È come se il mercato si fosse messo di traverso rispetto al gotha della finanza internazionale. Ma forse le cose non stanno proprio così. I prezzi dei lingotti erano cresciuti del 62% dall’inizio dell’anno. Gli speculatori, agendo a leva facevano affari senza nessuna fatica perché il prezzo saliva senza sosta anche grazie ai loro investimenti. Il long squeeze, la discesa, improvvisa e drastica, che ha costretto i trader che scommettevano al rialzo a vendere per limitare le perdite o a dover aumentare le coperture spendendo altro denaro, ha ripulito il mercato e calmato le acque. Nelle ultime settimane, tra alti e bassi poco significativi, il prezzo del metallo giallo è rimasto abbarbicato vicino ai 4.000 dollari l’oncia. Ora chi vuole comprarlo non è più costretto a rincorrere la speculazione e può farlo con prezzi più ragionevoli che crescono o diminuiscono in modo meno drastico.

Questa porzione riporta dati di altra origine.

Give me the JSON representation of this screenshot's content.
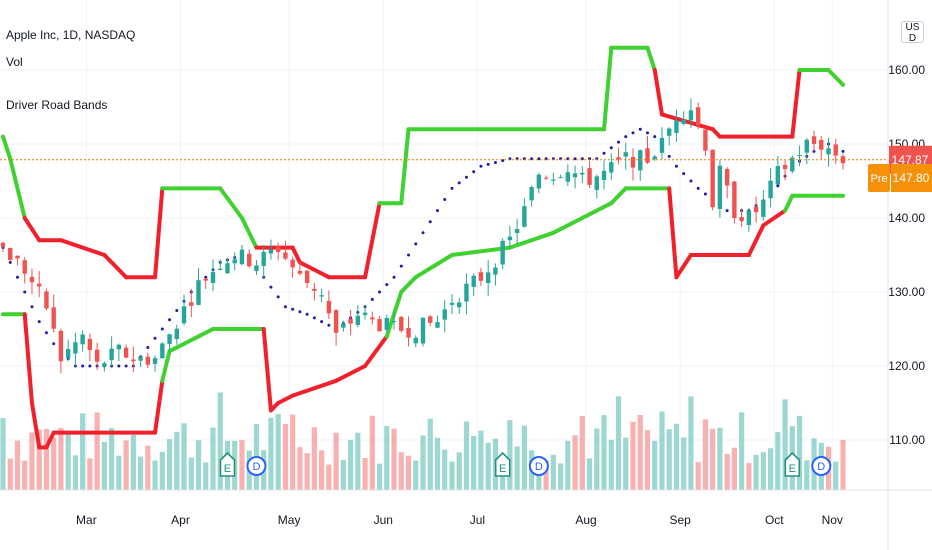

Comunque la domanda che ci si dovrebbe porre è se le motivazioni che avevano portato alla crescita del valore dell’oro fino al 21 ottobre sono venute meno. I trend geopolitici secolari che guidavano la domanda di oro sono stati risolti e si è instaurata una “nuova normalità”? I pool di capitali che stanno investendo nell’oro per proteggersi da questi rischi secolari hanno esaurito il loro potenziale di domanda? Secondo James Luke, fund manager metals di Schroders, in entrambi i casi la risposta è no: i problemi geopolitici rimangono e le banche centrali, i risparmiatori orientali e le istituzioni finanziarie continuano a credere che l’oro sia un buon investimento. «Non vediamo un valido confronto tra la situazione attuale e quella del 2011 (quando l’oro raggiunse il picco a settembre e iniziò un lungo declino superiore al 40%, ndr). Riteniamo, invece, che alcuni fattori abbiano contribuito ai cali degli ultimi giorni. In primo luogo, il rialzo registrato dalla fine di agosto è stato particolarmente forte, superiore al 30%. Si è trattato del guadagno più rapido mai registrato, pari a 1.000 dollari Usa/oncia, grazie all’ampliamento della partecipazione. Il mercato ha subito una correzione naturale, nell’ambito di un mercato rialzista pluriennale. Continuiamo a ritenere che questo mercato rialzista sia incomparabile rispetto ai precedenti in termini di ampiezza e profondità della domanda monetaria potenziale. Se, come riteniamo, questo è l’“Everest” dei mercati rialzisti dell’oro, pur essendo già ben avviati nella scalata, abbiamo ancora una lunga strada da percorrere prima di raggiungere la vetta. Si tratta di un’opinione audace, che verifichiamo costantemente».